Worst thing for a dealer who is short large options is gap risk…can’t really hedge against that risk except by buying other options beforehand which can get expensive for them.
I am a trader at a hedge fund and I call a brokerage firm options trading desk and say I want to buy the $GM April 40 calls or say “give me a menu” (for bigger trades)….screen has them 35c/40c…they respond, 1k at 40c, 2500 @45c or 5k @50c
I’ll say “I paid you 50c for 5k”
Now they are instantly naked short the calls
Then they go and see if
1) they have a view on the stock or it helps their overall risk to hold onto them so they may decide to keep them (rare)
2) see if they can get out of the risk w/o moving the market…first to clients or there is a whole brokers broker market where dealers can offload some risk w/o going to clients or the public.

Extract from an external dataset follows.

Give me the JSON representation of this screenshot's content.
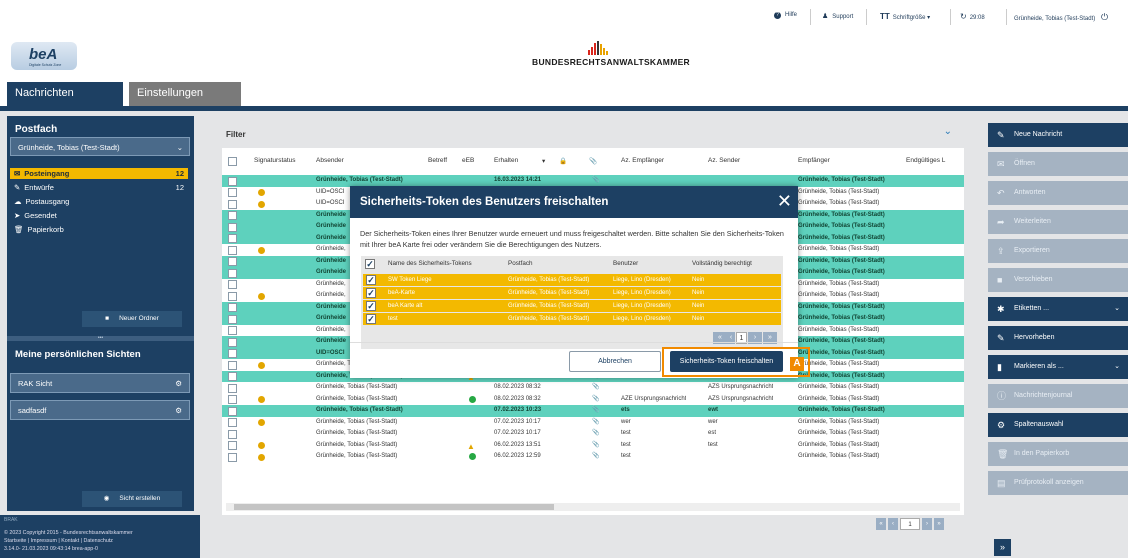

They will also see if there is some liquidity in the screen markets…usually good for smaller trades.
For big trades this isn’t good enough. then:
3) they will try to hedge themselves by buying other options…either higher strike or create synthetic calls (buy puts + buy stock) but this is expensive and hurts potential gains they were hoping for on trade
4) just buy the amount of stock of the option delta…with GM at say 37 the April 40’s are ~.20 delta so they would have to buy 100k of stock (5000 calls x 100 multiplier = 500k shares x .20 delta = 100k to be currently delta hedged).
This works until stock jumps 5% and the call delta goes from .2 to .4 and the dealer is forced to buy 100k more stock to hedge his delta risk otherwise he effectively become short the other 100k shares.
GM is an easy example but imagine a stock that only trades 200k a day and a dealer is short 5k calls…the buying snowballs and that’s when you see a 3% move quickly turn into a 10% move for no other reason than dealers freaking out about their risk…and as they buy more stock the stock goes even higher & so does the delta causing them to need to buy even more = stock going parabolic scenario.
I’ll also add that when a stock starts moving up quickly for no obvious reason nobody wants to short it or even sell a long position because people naturally think that someone knows about some positive news coming out and the recent large call buying adds credibility to that thought process. Also you have day-trader types that jump onto anything that’s moving hoping to catch a profitable ride on the positive momentum. This removes liquidity and creates a situation with buyers dramatically overwhelming sellers and thus the stock can have a quick, crazy move higher.